Dalla seconda metà del Settecento alla fine dell’Ottocento – con
un’onda lunga che si estende ben addentro il Novecento – i rapporti fra
poesia e musica godono in generale di una stabilità estremamente fruttuosa: sia in tutte le forme riconducibili alla canzone (dal Lied alla chanson
alla romanza da camera), sia nella produzione operistica essi “concorrono”
alla formazione di un oggetto poetico-musicale, ma al tempo stesso sono
in “concorrenza”, dimostrandosi sostanzialmente riluttanti – nonostante i
numerosi proclami – a rinunciare alle proprie peculiarità per incontrarsi in
un terzo luogo.
È nel Novecento che questa esigenza si fa pressante, anche perché la
poesia del xx secolo, nel suo allentamento dei nessi sintattici e denotativi,
diviene un punto di riferimento fondamentale (al pari della pittura astratta) per l’elaborazione di nuovi linguaggi musicali. Il terreno stesso del Lied
(da Brahms a Schönberg, Berg e Webern attraverso Mahler e Strauss) e
della chanson (da Debussy e Ravel a Milhaud, Poulenc, Messiaen) diviene
campo di sperimentazione, nella direzione di un superamento del rapporto
di “concorrenza”. Nella seconda metà del Novecento, epoca in cui le problematiche si radicalizzano, portando a un ampio spettro di possibili rapporti fra poesia e musica, fra gli estremi dell’impermeabilità reciproca fino
alla rinuncia a qualsiasi rapporto e a varie forme di pacifica convivenza, si è
provato a indagare questa relazione attraverso il dialogo fra un poeta che ha
collaborato come librettista con noti compositori e un musicologo-compositore che ha affrontato sia nell’attività analitica, sia in quella compositiva le diverse problematiche relative alla messa in musica di testi poetici.
Un contributo consistente alla reinvenzione dei rapporti fra poesia e
musica è stato fornito dall’applicazione degli strumenti offerti dall’elettronica all’elaborazione della voce, nella direzione di uno sviluppo razionale
della poesia intesa come performance (pertanto eseguibile come una composizione musicale).
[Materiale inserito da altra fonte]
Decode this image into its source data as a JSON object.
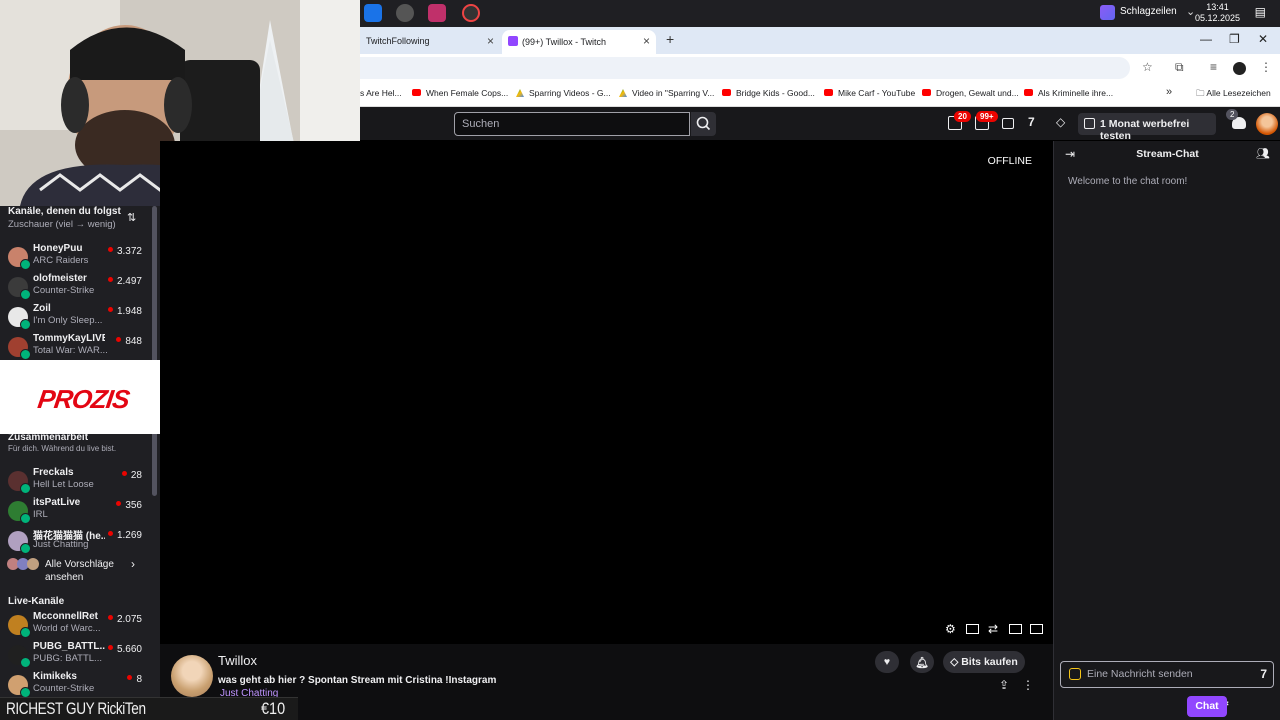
{
  "taskbar": {
    "news_label": "Schlagzeilen",
    "time": "13:41",
    "date": "05.12.2025"
  },
  "browser": {
    "tabs": [
      {
        "label": "TwitchFollowing"
      },
      {
        "label": "(99+) Twillox - Twitch"
      }
    ],
    "bookmarks": [
      "s Are Hel...",
      "When Female Cops...",
      "Sparring Videos - G...",
      "Video in \"Sparring V...",
      "Bridge Kids - Good...",
      "Mike Carf - YouTube",
      "Drogen, Gewalt und...",
      "Als Kriminelle ihre..."
    ],
    "all_bookmarks": "Alle Lesezeichen"
  },
  "nav": {
    "search_placeholder": "Suchen",
    "badge_notifications": "20",
    "badge_inbox": "99+",
    "badge_drops": "2",
    "turbo_label": "1 Monat werbefrei testen"
  },
  "sidebar": {
    "followed_title": "Kanäle, denen du folgst",
    "followed_sort": "Zuschauer (viel → wenig)",
    "followed": [
      {
        "name": "HoneyPuu",
        "game": "ARC Raiders",
        "viewers": "3.372",
        "color": "#c9826b"
      },
      {
        "name": "olofmeister",
        "game": "Counter-Strike",
        "viewers": "2.497",
        "color": "#3b3b3b"
      },
      {
        "name": "Zoil",
        "game": "I'm Only Sleep...",
        "viewers": "1.948",
        "color": "#e8e8e8"
      },
      {
        "name": "TommyKayLIVE",
        "game": "Total War: WAR...",
        "viewers": "848",
        "color": "#a04030"
      }
    ],
    "collab_title": "Zusammenarbeit",
    "collab_sub": "Für dich. Während du live bist.",
    "collab": [
      {
        "name": "Freckals",
        "game": "Hell Let Loose",
        "viewers": "28",
        "color": "#5a3030"
      },
      {
        "name": "itsPatLive",
        "game": "IRL",
        "viewers": "356",
        "color": "#2e7d32"
      },
      {
        "name": "猫花猫猫猫 (he...",
        "game": "Just Chatting",
        "viewers": "1.269",
        "color": "#b0a0c0"
      }
    ],
    "more_suggestions": "Alle Vorschläge ansehen",
    "live_title": "Live-Kanäle",
    "live": [
      {
        "name": "McconnellRet",
        "game": "World of Warc...",
        "viewers": "2.075",
        "color": "#c08020"
      },
      {
        "name": "PUBG_BATTL...",
        "game": "PUBG: BATTL...",
        "viewers": "5.660",
        "color": "#202020"
      },
      {
        "name": "Kimikeks",
        "game": "Counter-Strike",
        "viewers": "8",
        "color": "#d0a070"
      }
    ]
  },
  "ad": {
    "brand": "PROZIS"
  },
  "player": {
    "status": "OFFLINE"
  },
  "stream": {
    "channel": "Twillox",
    "title": "was geht ab hier ? Spontan Stream mit Cristina !Instagram",
    "category": "Just Chatting",
    "bits_label": "Bits kaufen"
  },
  "chat": {
    "title": "Stream-Chat",
    "welcome": "Welcome to the chat room!",
    "input_placeholder": "Eine Nachricht senden",
    "send_label": "Chat"
  },
  "donation": {
    "text": "RICHEST GUY RickiTen",
    "amount": "€10"
  },
  "colors": {
    "accent": "#9147ff",
    "live": "#eb0400",
    "bg": "#0e0e10",
    "sidebar": "#1f1f23"
  }
}
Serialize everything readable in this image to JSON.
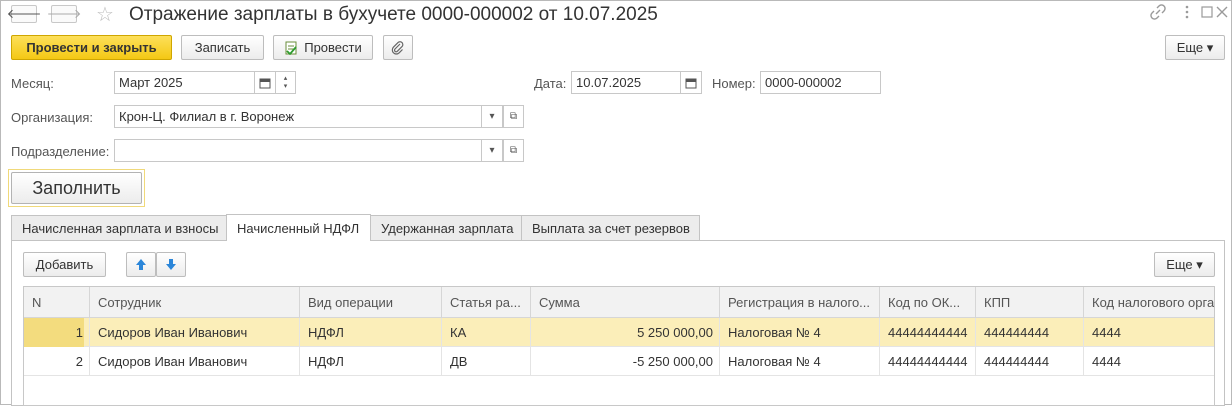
{
  "window": {
    "title": "Отражение зарплаты в бухучете 0000-000002 от 10.07.2025",
    "icons": {
      "back": "arrow-left-icon",
      "forward": "arrow-right-icon",
      "favorite": "star-icon",
      "link": "link-icon",
      "menu": "vertical-dots-icon",
      "maximize": "maximize-icon",
      "close": "close-icon"
    }
  },
  "toolbar": {
    "post_close_label": "Провести и закрыть",
    "save_label": "Записать",
    "post_label": "Провести",
    "more_label": "Еще ▾"
  },
  "form": {
    "month_label": "Месяц:",
    "month_value": "Март 2025",
    "date_label": "Дата:",
    "date_value": "10.07.2025",
    "number_label": "Номер:",
    "number_value": "0000-000002",
    "org_label": "Организация:",
    "org_value": "Крон-Ц. Филиал в г. Воронеж",
    "dept_label": "Подразделение:",
    "dept_value": "",
    "fill_label": "Заполнить"
  },
  "tabs": [
    {
      "label": "Начисленная зарплата и взносы",
      "active": false
    },
    {
      "label": "Начисленный НДФЛ",
      "active": true
    },
    {
      "label": "Удержанная зарплата",
      "active": false
    },
    {
      "label": "Выплата за счет резервов",
      "active": false
    }
  ],
  "table_toolbar": {
    "add_label": "Добавить",
    "more_label": "Еще ▾"
  },
  "table": {
    "columns": [
      "N",
      "Сотрудник",
      "Вид операции",
      "Статья ра...",
      "Сумма",
      "Регистрация в налого...",
      "Код по ОК...",
      "КПП",
      "Код налогового орга"
    ],
    "rows": [
      {
        "n": "1",
        "employee": "Сидоров Иван Иванович",
        "operation": "НДФЛ",
        "article": "КА",
        "amount": "5 250 000,00",
        "registration": "Налоговая № 4",
        "okato": "44444444444",
        "kpp": "444444444",
        "tax_code": "4444",
        "selected": true
      },
      {
        "n": "2",
        "employee": "Сидоров Иван Иванович",
        "operation": "НДФЛ",
        "article": "ДВ",
        "amount": "-5 250 000,00",
        "registration": "Налоговая № 4",
        "okato": "44444444444",
        "kpp": "444444444",
        "tax_code": "4444",
        "selected": false
      }
    ]
  }
}
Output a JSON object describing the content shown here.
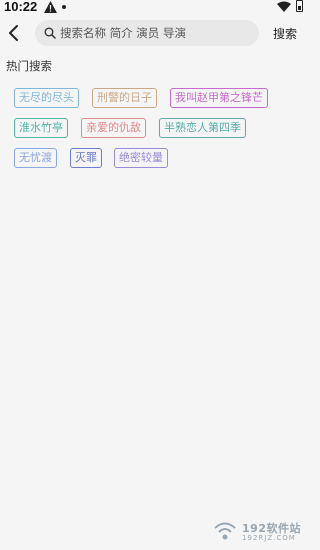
{
  "statusbar": {
    "time": "10:22"
  },
  "search": {
    "placeholder": "搜索名称 简介 演员 导演",
    "button_label": "搜索"
  },
  "hot_search": {
    "title": "热门搜索",
    "tags": [
      {
        "label": "无尽的尽头",
        "color": "#7fb7d9"
      },
      {
        "label": "刑警的日子",
        "color": "#c9a888"
      },
      {
        "label": "我叫赵甲第之锋芒",
        "color": "#c76ac9"
      },
      {
        "label": "淮水竹亭",
        "color": "#4fb7a8"
      },
      {
        "label": "亲爱的仇敌",
        "color": "#e08a8a"
      },
      {
        "label": "半熟恋人第四季",
        "color": "#5aaea8"
      },
      {
        "label": "无忧渡",
        "color": "#8aa7e0"
      },
      {
        "label": "灭罪",
        "color": "#6b7bd0"
      },
      {
        "label": "绝密较量",
        "color": "#9b8ad8"
      }
    ]
  },
  "watermark": {
    "text": "192软件站",
    "sub": "192RJZ.COM"
  }
}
Elaborazione elettronica e live electronics hanno permesso, sin dagli anni Cinquanta, operazioni di compenetrazione totale fra
poesia e musica, come dimostra ad esempio uno dei capolavori del genere:
Thema. Omaggio a Joyce di Luciano Berio sul capitolo Sirene dell’Ulysses.
Molti poeti e compositori si sono mossi concettualmente nella stessa direzione.
10
introduzione
A partire dagli anni Cinquanta del Novecento, il campo della poesia
(in Italia più lentamente, ma non solo in Italia) è mutato progressivamente
e in modo radicale: in relazione al concetto stesso di poesia, alla natura del
soggetto, al rapporto tra scrittura e oralità fra testo letterario e testo performativo, ai canali comunicativi che capitalizzano la performance poetica,
sempre più rilevante, sin dai beat americani, recuperando dunque una tradizione antica ma per secoli passata in secondo piano.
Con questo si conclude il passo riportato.